Household financial stress reflects how close households are to the edge. It blends income, poverty exposure, housing cost burden, and safety-net reliance to show where families have less cushion for unexpected bills.

Why it matters

Higher stress means more households are cost-burdened and rely on SNAP or other supports, leaving less room for savings.

Common questions

  • Is median household income keeping up with local costs?
  • How many households live under 200% of the poverty line?
  • How common is rent or mortgage burden in this area?
  • What share of households rely on SNAP benefits?

Example signals

  • Median household income
  • Households under 200% poverty
  • Rent-burdened households (30%+)
  • Mortgage-burdened households (30%+)
  • Households receiving SNAP
  • Income trend (YoY)

How this risk is used

This risk contributes to Financial Risk Score v1 as a location-level signal. Scores remain relative, explainable, and comparable across geographies.

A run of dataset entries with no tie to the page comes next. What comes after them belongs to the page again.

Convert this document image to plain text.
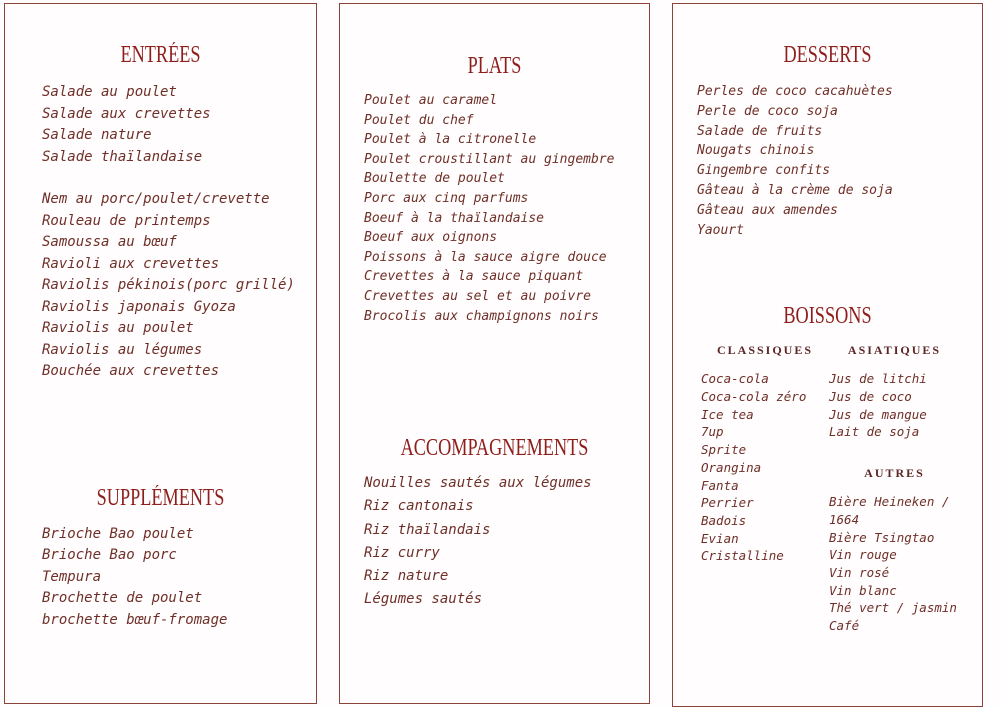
ENTRÉES
Salade au poulet
Salade aux crevettes
Salade nature
Salade thaïlandaise
Nem au porc/poulet/crevette
Rouleau de printemps
Samoussa au bœuf
Ravioli aux crevettes
Raviolis pékinois(porc grillé)
Raviolis japonais Gyoza
Raviolis au poulet
Raviolis au légumes
Bouchée aux crevettes
SUPPLÉMENTS
Brioche Bao poulet
Brioche Bao porc
Tempura
Brochette de poulet
brochette bœuf-fromage
PLATS
Poulet au caramel
Poulet du chef
Poulet à la citronelle
Poulet croustillant au gingembre
Boulette de poulet
Porc aux cinq parfums
Boeuf à la thaïlandaise
Boeuf aux oignons
Poissons à la sauce aigre douce
Crevettes à la sauce piquant
Crevettes au sel et au poivre
Brocolis aux champignons noirs
ACCOMPAGNEMENTS
Nouilles sautés aux légumes
Riz cantonais
Riz thaïlandais
Riz curry
Riz nature
Légumes sautés
DESSERTS
Perles de coco cacahuètes
Perle de coco soja
Salade de fruits
Nougats chinois
Gingembre confits
Gâteau à la crème de soja
Gâteau aux amendes
Yaourt
BOISSONS
CLASSIQUES
Coca-cola
Coca-cola zéro
Ice tea
7up
Sprite
Orangina
Fanta
Perrier
Badois
Evian
Cristalline
ASIATIQUES
Jus de litchi
Jus de coco
Jus de mangue
Lait de soja
AUTRES
Bière Heineken /
1664
Bière Tsingtao
Vin rouge
Vin rosé
Vin blanc
Thé vert / jasmin
Café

FinancialRiskIQ does not provide personal financial advice or predictions.

Key sources

  • U.S. Census Bureau ACS 5-year

FAQs

What does a higher household financial stress score mean?

It signals more households facing cost burdens, lower incomes, and higher poverty exposure relative to other places.

Why use 200% of the poverty line?

It captures near-poor households that are still financially fragile but fall above the official poverty threshold.

How current is the data?

We use the most recent ACS 5-year release, which updates annually and smooths year-to-year volatility.